- Born: November 21, 1942 Feketić, Yugoslavia
- Died: March 3, 1990 (aged 47) Marlborough, New York, U.S.
- Other name: George Schwebler
- Education: McDaniel College
- Occupations: conceptual artist, sculptor
- Spouse: Joanne Hedge (m. 1968–1970; divorce)

= Yuri Schwebler =

Yugoslavian-born American artist, sculptor (1942–1990)

Yuri "George" Schwebler (1942–1990), was a Yugoslavia-born American conceptual artist and sculptor. He was active in the arts in the 1970s in Washington, D.C., and most notably in February 1974, he transformed the Washington Monument into a sundial. He showed his work at the Jefferson Place Gallery.

== Biography ==
Yuri Schwebler was born on November 21, 1942, in Feketić, Yugoslavia (now Serbia), and raised in West Germany. At the time of his birth and early childhood, Nazi Germany occupied Yugoslavia. In 1956, he emigrated and moved with his family to Wilmington, Delaware. He graduated from Warner Junior High School and Seaford High School (in 1962) in Delaware.

He attended Western Maryland College (now McDaniel College). In 1965, Schwebler was drafted in to the United States Army Reserve. After his discharge from the U.S. Army, he started using the anglicized name George Schwebler. By 1967, he moved to Washington, D.C. He had been married to Joanne Hedge from 1968 to 1970. Together they moved to Marin County, California, and for a time he worked at the . When the marriage dissolved in March 1970, he spent two months at the Mendocino State Hospital before returning to Washington, D.C.

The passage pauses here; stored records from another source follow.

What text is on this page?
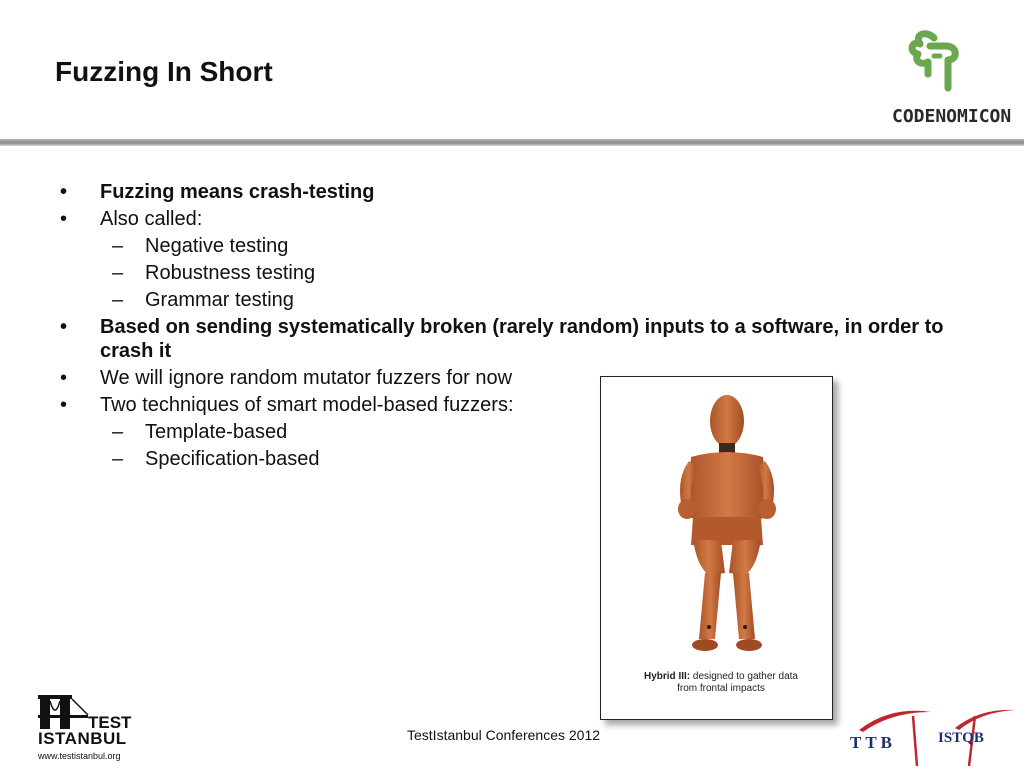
Fuzzing In Short
CODENOMICON
• Fuzzing means crash-testing
• Also called:
– Negative testing
– Robustness testing
– Grammar testing
• Based on sending systematically broken (rarely random) inputs to a software, in order to crash it
• We will ignore random mutator fuzzers for now
• Two techniques of smart model-based fuzzers:
– Template-based
– Specification-based
Hybrid III: designed to gather data
from frontal impacts
TEST
ISTANBUL
www.testistanbul.org
TestIstanbul Conferences 2012	TTB	ISTQB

He moved to New York in 1980, and stopped making art around 1981.

== Death and legacy ==
Schwebler died at age 47 on March 3, 1990, in Marlborough, New York by suicide and carbon monoxide poisoning. He was survived by his partner, artist Enid Sanford, his mother Eva (née Lasi) Schwebler, and two sisters.

His work was part of the posthumous retrospective art exhibition, Yuri Schwebler: The Spiritual Plan (2020) curated by John James Anderson at the American University Museum.

== Work ==
His work Drawing Table: Table Drawing (1971), featured tools placed on a drawing table, and the surface of the drawing table has drawings of the same tools. Other works include Range pole (1975) a plumb bob and a level placed in a glass and wood box; and The Scale of the Horse (?) a small maquette of a horse, a device for enlarging the maquette to appear life size, and a final drawing of a horse. In 1973, Schwebler showed a series of large glass pyramid sculptures at The Phillips Collection.

In a 1981 exhibition in the Hudson River Museum, Schwebler recreated of the art studios for sculptors Alexander Calder (In the Tracks of Calder), Piet Mondrian, Alberto Giacometti (Giacometti’s Table [Where Painting Meets Sculpture], 1981), David Smith and Constantin Brancusi but adding his own creativity on some of them.